Define the question the MVP must answer
An MVP is not just a smaller product. It is a learning tool. The first version should test demand, workflow fit, pricing interest, operational feasibility, or technical risk.
Include the complete core workflow
Cut features around the workflow, not through it. Users should be able to complete the main journey, even if supporting features are manual behind the scenes.
- Target user and primary workflow
- Must-have data and access model
- Launch criteria and acceptance tests
- Analytics and feedback collection
- Known tradeoffs and post-launch plan
Decide what can stay manual
Admin tasks, reporting, onboarding, billing, notifications, or support can sometimes begin manually if the user-facing value is still testable. This reduces build time without hiding the operational plan.

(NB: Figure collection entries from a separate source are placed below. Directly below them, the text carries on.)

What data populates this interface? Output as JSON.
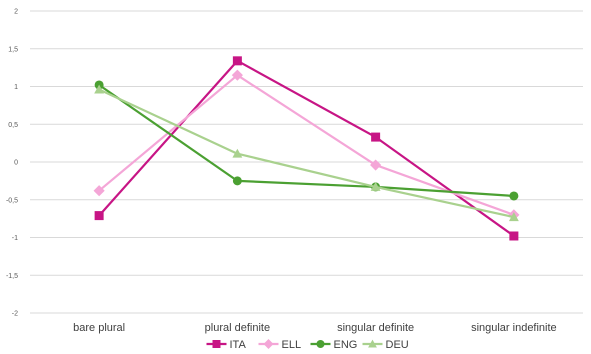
{
  "chart_data": {
    "type": "line",
    "categories": [
      "bare plural",
      "plural definite",
      "singular definite",
      "singular indefinite"
    ],
    "y_ticks": [
      "2",
      "1,5",
      "1",
      "0,5",
      "0",
      "-0,5",
      "-1",
      "-1,5",
      "-2"
    ],
    "ylim": [
      -2,
      2
    ],
    "grid": true,
    "legend_position": "bottom",
    "series": [
      {
        "name": "ITA",
        "color": "#c71585",
        "marker": "square",
        "values": [
          -0.71,
          1.34,
          0.33,
          -0.98
        ]
      },
      {
        "name": "ELL",
        "color": "#f4a6d7",
        "marker": "diamond",
        "values": [
          -0.38,
          1.15,
          -0.04,
          -0.7
        ]
      },
      {
        "name": "ENG",
        "color": "#4ba032",
        "marker": "circle",
        "values": [
          1.02,
          -0.25,
          -0.33,
          -0.45
        ]
      },
      {
        "name": "DEU",
        "color": "#a9d18e",
        "marker": "triangle",
        "values": [
          0.96,
          0.11,
          -0.33,
          -0.73
        ]
      }
    ]
  }
}
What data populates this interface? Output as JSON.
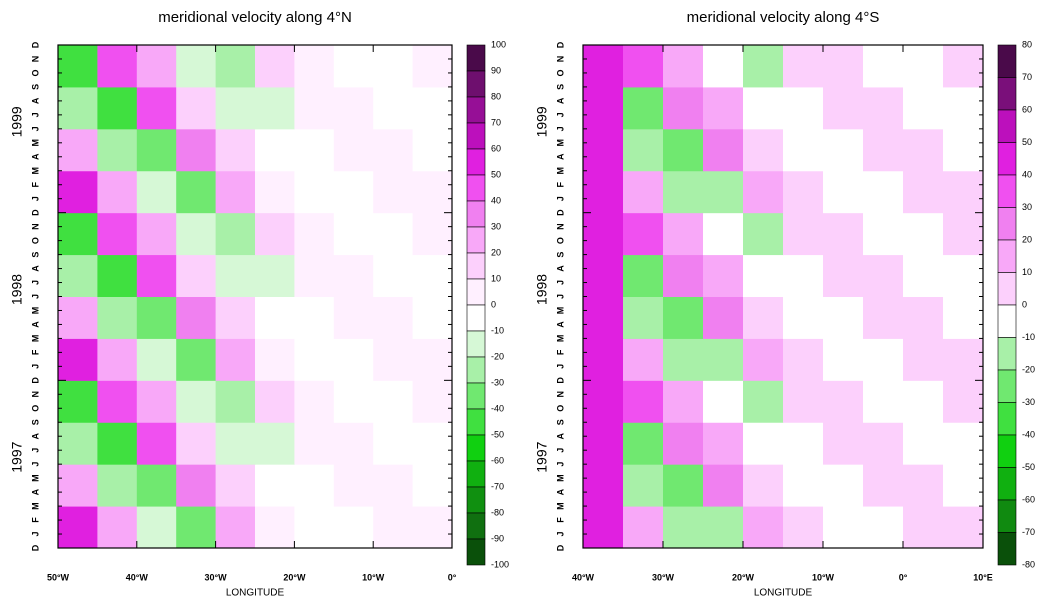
{
  "chart_data": [
    {
      "type": "heatmap",
      "title": "meridional velocity along 4°N",
      "xlabel": "LONGITUDE",
      "xlim": [
        -50,
        0
      ],
      "xticks": [
        {
          "value": -50,
          "label": "50°W"
        },
        {
          "value": -40,
          "label": "40°W"
        },
        {
          "value": -30,
          "label": "30°W"
        },
        {
          "value": -20,
          "label": "20°W"
        },
        {
          "value": -10,
          "label": "10°W"
        },
        {
          "value": 0,
          "label": "0°"
        }
      ],
      "months": [
        "D",
        "J",
        "F",
        "M",
        "A",
        "M",
        "J",
        "J",
        "A",
        "S",
        "O",
        "N",
        "D",
        "J",
        "F",
        "M",
        "A",
        "M",
        "J",
        "J",
        "A",
        "S",
        "O",
        "N",
        "D",
        "J",
        "F",
        "M",
        "A",
        "M",
        "J",
        "J",
        "A",
        "S",
        "O",
        "N",
        "D"
      ],
      "years": [
        "1997",
        "1998",
        "1999"
      ],
      "x": [
        -47.5,
        -42.5,
        -37.5,
        -32.5,
        -27.5,
        -22.5,
        -17.5,
        -12.5,
        -7.5,
        -2.5
      ],
      "z": [
        [
          50,
          22,
          -20,
          -35,
          25,
          8,
          -3,
          -5,
          3,
          1
        ],
        [
          25,
          -22,
          -40,
          35,
          12,
          -8,
          -5,
          5,
          2,
          -1
        ],
        [
          -25,
          -45,
          40,
          18,
          -12,
          -15,
          5,
          3,
          -2,
          -2
        ],
        [
          -50,
          45,
          20,
          -18,
          -25,
          15,
          3,
          -3,
          -3,
          2
        ],
        [
          50,
          22,
          -20,
          -35,
          25,
          8,
          -3,
          -5,
          3,
          1
        ],
        [
          25,
          -22,
          -40,
          35,
          12,
          -8,
          -5,
          5,
          2,
          -1
        ],
        [
          -25,
          -45,
          40,
          18,
          -12,
          -15,
          5,
          3,
          -2,
          -2
        ],
        [
          -50,
          45,
          20,
          -18,
          -25,
          15,
          3,
          -3,
          -3,
          2
        ],
        [
          50,
          22,
          -20,
          -35,
          25,
          8,
          -3,
          -5,
          3,
          1
        ],
        [
          25,
          -22,
          -40,
          35,
          12,
          -8,
          -5,
          5,
          2,
          -1
        ],
        [
          -25,
          -45,
          40,
          18,
          -12,
          -15,
          5,
          3,
          -2,
          -2
        ],
        [
          -50,
          45,
          20,
          -18,
          -25,
          15,
          3,
          -3,
          -3,
          2
        ]
      ],
      "levels": [
        100,
        90,
        80,
        70,
        60,
        50,
        40,
        30,
        20,
        10,
        0,
        -10,
        -20,
        -30,
        -40,
        -50,
        -60,
        -70,
        -80,
        -90,
        -100
      ],
      "colors": [
        "#4a0a4a",
        "#6e0f6e",
        "#960f96",
        "#bc10bc",
        "#e020e0",
        "#f050f0",
        "#f080f0",
        "#f8a8f8",
        "#fcd0fc",
        "#fff0ff",
        "#ffffff",
        "#d6f8d6",
        "#a8f0a8",
        "#70e870",
        "#40e040",
        "#10d010",
        "#10b010",
        "#109010",
        "#107010",
        "#0a500a"
      ]
    },
    {
      "type": "heatmap",
      "title": "meridional velocity along 4°S",
      "xlabel": "LONGITUDE",
      "xlim": [
        -40,
        10
      ],
      "xticks": [
        {
          "value": -40,
          "label": "40°W"
        },
        {
          "value": -30,
          "label": "30°W"
        },
        {
          "value": -20,
          "label": "20°W"
        },
        {
          "value": -10,
          "label": "10°W"
        },
        {
          "value": 0,
          "label": "0°"
        },
        {
          "value": 10,
          "label": "10°E"
        }
      ],
      "months": [
        "D",
        "J",
        "F",
        "M",
        "A",
        "M",
        "J",
        "J",
        "A",
        "S",
        "O",
        "N",
        "D",
        "J",
        "F",
        "M",
        "A",
        "M",
        "J",
        "J",
        "A",
        "S",
        "O",
        "N",
        "D",
        "J",
        "F",
        "M",
        "A",
        "M",
        "J",
        "J",
        "A",
        "S",
        "O",
        "N",
        "D"
      ],
      "years": [
        "1997",
        "1998",
        "1999"
      ],
      "x": [
        -37.5,
        -32.5,
        -27.5,
        -22.5,
        -17.5,
        -12.5,
        -7.5,
        -2.5,
        2.5,
        7.5
      ],
      "z": [
        [
          45,
          15,
          -12,
          -20,
          15,
          4,
          -2,
          -2,
          2,
          1
        ],
        [
          45,
          -15,
          -25,
          20,
          8,
          -4,
          -4,
          2,
          1,
          -1
        ],
        [
          45,
          -30,
          25,
          10,
          -8,
          -8,
          4,
          1,
          -1,
          -1
        ],
        [
          45,
          30,
          12,
          -10,
          -15,
          8,
          2,
          -1,
          -2,
          1
        ],
        [
          45,
          15,
          -12,
          -20,
          15,
          4,
          -2,
          -2,
          2,
          1
        ],
        [
          45,
          -15,
          -25,
          20,
          8,
          -4,
          -4,
          2,
          1,
          -1
        ],
        [
          45,
          -30,
          25,
          10,
          -8,
          -8,
          4,
          1,
          -1,
          -1
        ],
        [
          45,
          30,
          12,
          -10,
          -15,
          8,
          2,
          -1,
          -2,
          1
        ],
        [
          45,
          15,
          -12,
          -20,
          15,
          4,
          -2,
          -2,
          2,
          1
        ],
        [
          45,
          -15,
          -25,
          20,
          8,
          -4,
          -4,
          2,
          1,
          -1
        ],
        [
          45,
          -30,
          25,
          10,
          -8,
          -8,
          4,
          1,
          -1,
          -1
        ],
        [
          45,
          30,
          12,
          -10,
          -15,
          8,
          2,
          -1,
          -2,
          1
        ]
      ],
      "levels": [
        80,
        70,
        60,
        50,
        40,
        30,
        20,
        10,
        0,
        -10,
        -20,
        -30,
        -40,
        -50,
        -60,
        -70,
        -80
      ],
      "colors": [
        "#4a0a4a",
        "#7a0f7a",
        "#bc10bc",
        "#e020e0",
        "#f050f0",
        "#f080f0",
        "#f8a8f8",
        "#fcd0fc",
        "#ffffff",
        "#a8f0a8",
        "#70e870",
        "#40e040",
        "#10d010",
        "#10b010",
        "#108a10",
        "#0a500a"
      ]
    }
  ]
}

The MVP should be small enough to launch and complete enough to teach.
Plan the second decision before launch
Before releasing, define what data will determine whether to improve, pivot, automate, rebuild, or stop. Feedback without a decision framework creates noise.
Common Questions
What should an MVP include?
An MVP should include the smallest complete workflow needed to test the main product assumption, plus analytics, feedback capture, support ownership, and a clear next decision.
How do founders avoid overbuilding an MVP?
Founders avoid overbuilding by defining the learning goal, separating must-have workflow steps from nice-to-have features, and deciding what can remain manual at launch.